FB: Then that’s fine. The beautiful thing about olive oil is that, to this day, I haven’t found anybody allergic to it. It’s never killed anybody. It doesn’t turn into poison. And that’s where the industry gets away with it.

Olives ripe for the picking, Bagno A Ripoli, Florence, Italy. Photo: Courtesy of Abandoned Grove
KH: What else should we avoid?
FB: Anything that says olive oil, light olive oil or extra light olive oil, because that olive oil is refined. If you’re buying virgin or extra virgin, unless there’s any fraud in the bottle, it’s literally natural. Olive oil would’ve gone through a refining process, the same way as any grapeseed oil or canola oil, [which is] industrially extracted through chemicals and heat.
KH: Avoid olive oil.Then what?
FB: If there’s any indication of the varietal of olives on the label, that’s another bonus point for the producer because they’re proud to tell you what’s in the bottle. If you have a DOP (protected designation of origin) certification or an IGP (protected geographical indication) certification, that gives you a certainty of where it comes from.
KH: How long does unopened olive oil last when it’s stored properly?
FB: If you keep it closed and you keep it in the dark and at a cool temperature, if it was born in perfect shape, it will last 18 to 24 months.

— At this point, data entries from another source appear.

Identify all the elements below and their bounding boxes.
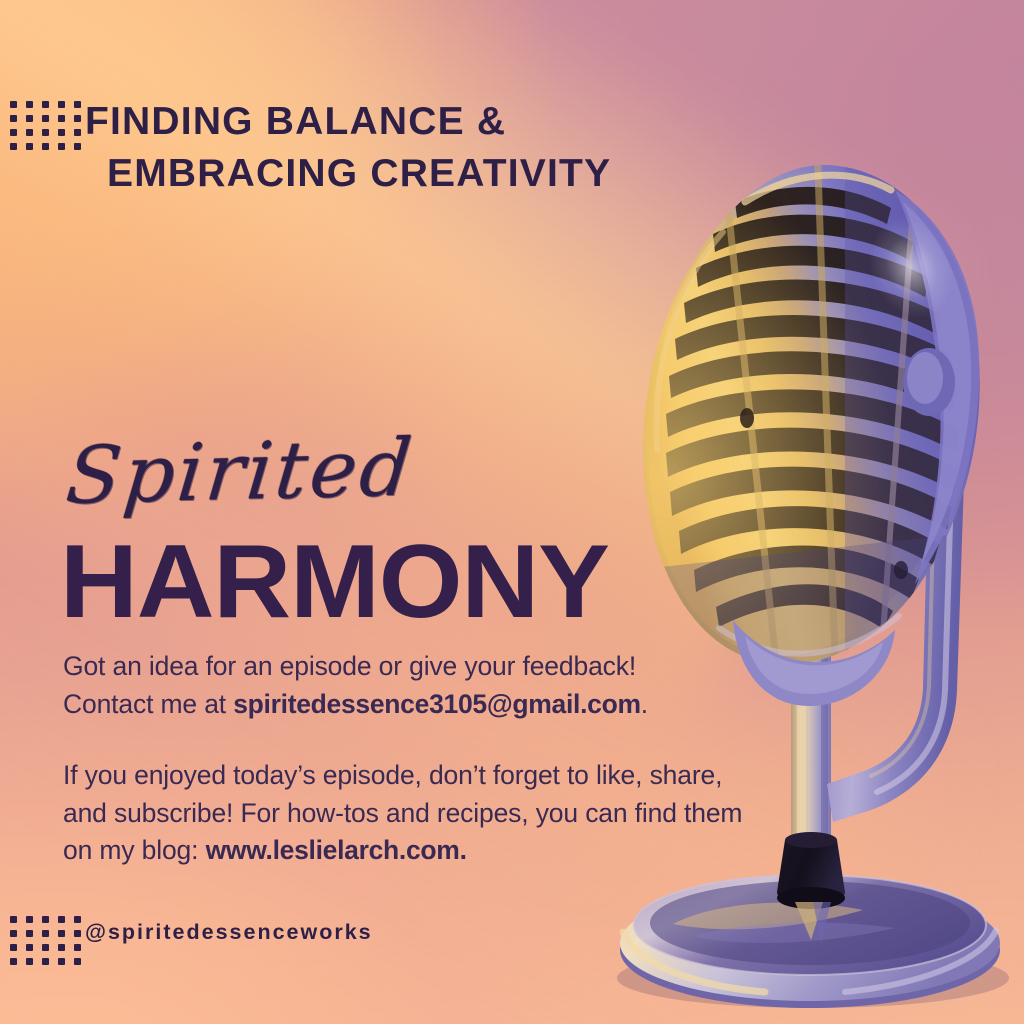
dot — [26, 930, 33, 937]
dot — [10, 143, 17, 150]
dot — [58, 115, 65, 122]
dot — [10, 129, 17, 136]
dot — [58, 101, 65, 108]
dot-grid-top — [10, 101, 81, 150]
dot — [26, 129, 33, 136]
dot — [58, 143, 65, 150]
dot — [74, 944, 81, 951]
dot — [10, 958, 17, 965]
blog-url[interactable]: www.leslielarch.com. — [206, 835, 467, 865]
dot — [58, 958, 65, 965]
dot — [58, 916, 65, 923]
dot — [10, 916, 17, 923]
dot — [58, 930, 65, 937]
contact-email[interactable]: spiritedessence3105@gmail.com — [233, 689, 641, 719]
dot — [42, 129, 49, 136]
dot — [26, 143, 33, 150]
dot-grid-bottom — [10, 916, 81, 965]
contact-paragraph: Got an idea for an episode or give your … — [63, 648, 723, 723]
dot — [74, 101, 81, 108]
dot — [58, 944, 65, 951]
dot — [10, 101, 17, 108]
brand-wordmark: HARMONY — [60, 530, 609, 634]
dot — [74, 916, 81, 923]
dot — [10, 930, 17, 937]
subscribe-paragraph: If you enjoyed today’s episode, don’t fo… — [63, 757, 763, 870]
dot — [10, 944, 17, 951]
dot — [42, 958, 49, 965]
dot — [26, 944, 33, 951]
dot — [42, 143, 49, 150]
dot — [74, 115, 81, 122]
dot — [74, 930, 81, 937]
dot — [26, 115, 33, 122]
contact-suffix: . — [641, 689, 648, 719]
episode-title-line-1: FINDING BALANCE & — [85, 100, 506, 143]
episode-title: FINDING BALANCE & EMBRACING CREATIVITY — [85, 96, 705, 200]
episode-title-line-2: EMBRACING CREATIVITY — [85, 148, 705, 200]
social-handle[interactable]: @spiritedessenceworks — [85, 920, 373, 945]
dot — [42, 930, 49, 937]
dot — [74, 129, 81, 136]
dot — [42, 916, 49, 923]
poster-canvas: FINDING BALANCE & EMBRACING CREATIVITY S… — [0, 0, 1024, 1024]
dot — [42, 101, 49, 108]
dot — [74, 143, 81, 150]
dot — [42, 115, 49, 122]
dot — [74, 958, 81, 965]
dot — [26, 916, 33, 923]
contact-prefix: Contact me at — [63, 689, 233, 719]
dot — [58, 129, 65, 136]
dot — [26, 958, 33, 965]
dot — [10, 115, 17, 122]
brand-script-word: Spirited — [63, 429, 418, 516]
dot — [42, 944, 49, 951]
contact-lead: Got an idea for an episode or give your … — [63, 651, 636, 681]
dot — [26, 101, 33, 108]
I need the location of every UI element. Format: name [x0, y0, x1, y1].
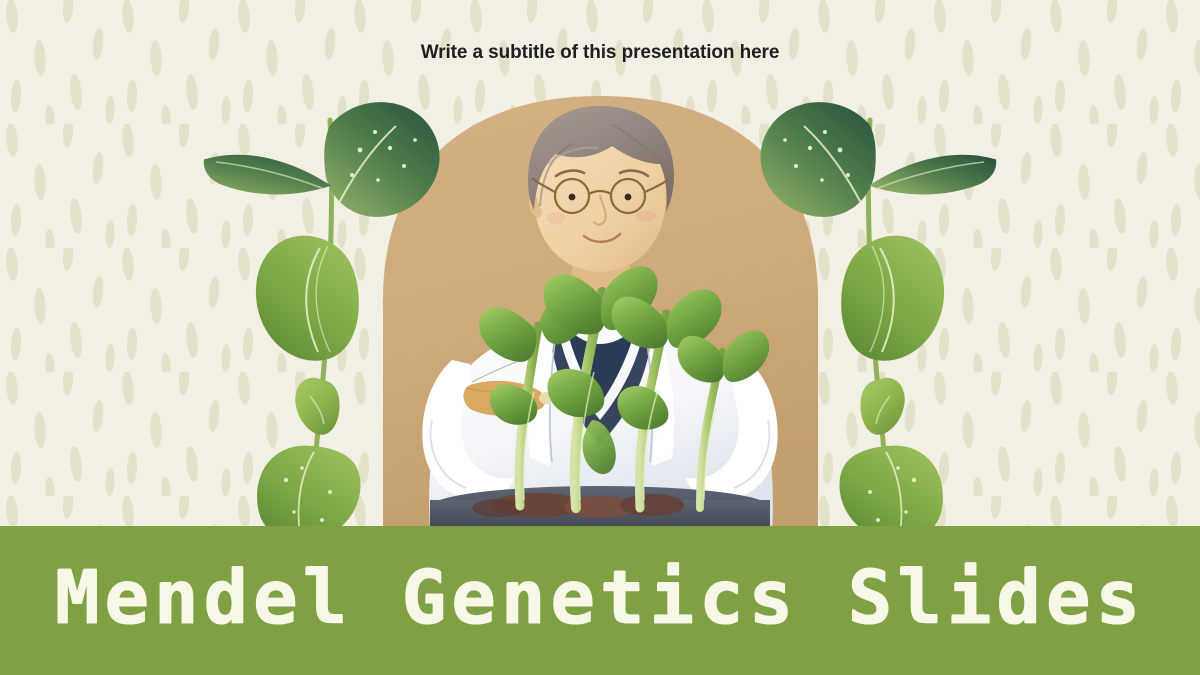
title-banner: Mendel Genetics Slides: [0, 526, 1200, 675]
slide-title: Mendel Genetics Slides: [0, 526, 1200, 675]
seedling-tray: [430, 486, 770, 528]
presentation-slide: Write a subtitle of this presentation he…: [0, 0, 1200, 675]
slide-subtitle: Write a subtitle of this presentation he…: [0, 42, 1200, 64]
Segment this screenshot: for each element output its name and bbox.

KH: What’s the proper temperature?
FH: You can keep it in a cellar. Usually 17, 18 C. Wine cellar temperature’s really good for olive oil.
KH: Do you put this on your ice cream?
FB: All the time. This is Death In Venice gelato.
KH: I don’t even know how to describe this. It’s just a revelation.
FB: The addiction becomes when you taste food with good oil. With One Tree One Bottle, olive oil is the reward, because if we can do things the right way and allow farmers to do what they’re supposed to do, then we would all have good oil.
This interview had been edited and condensed for clarity and length.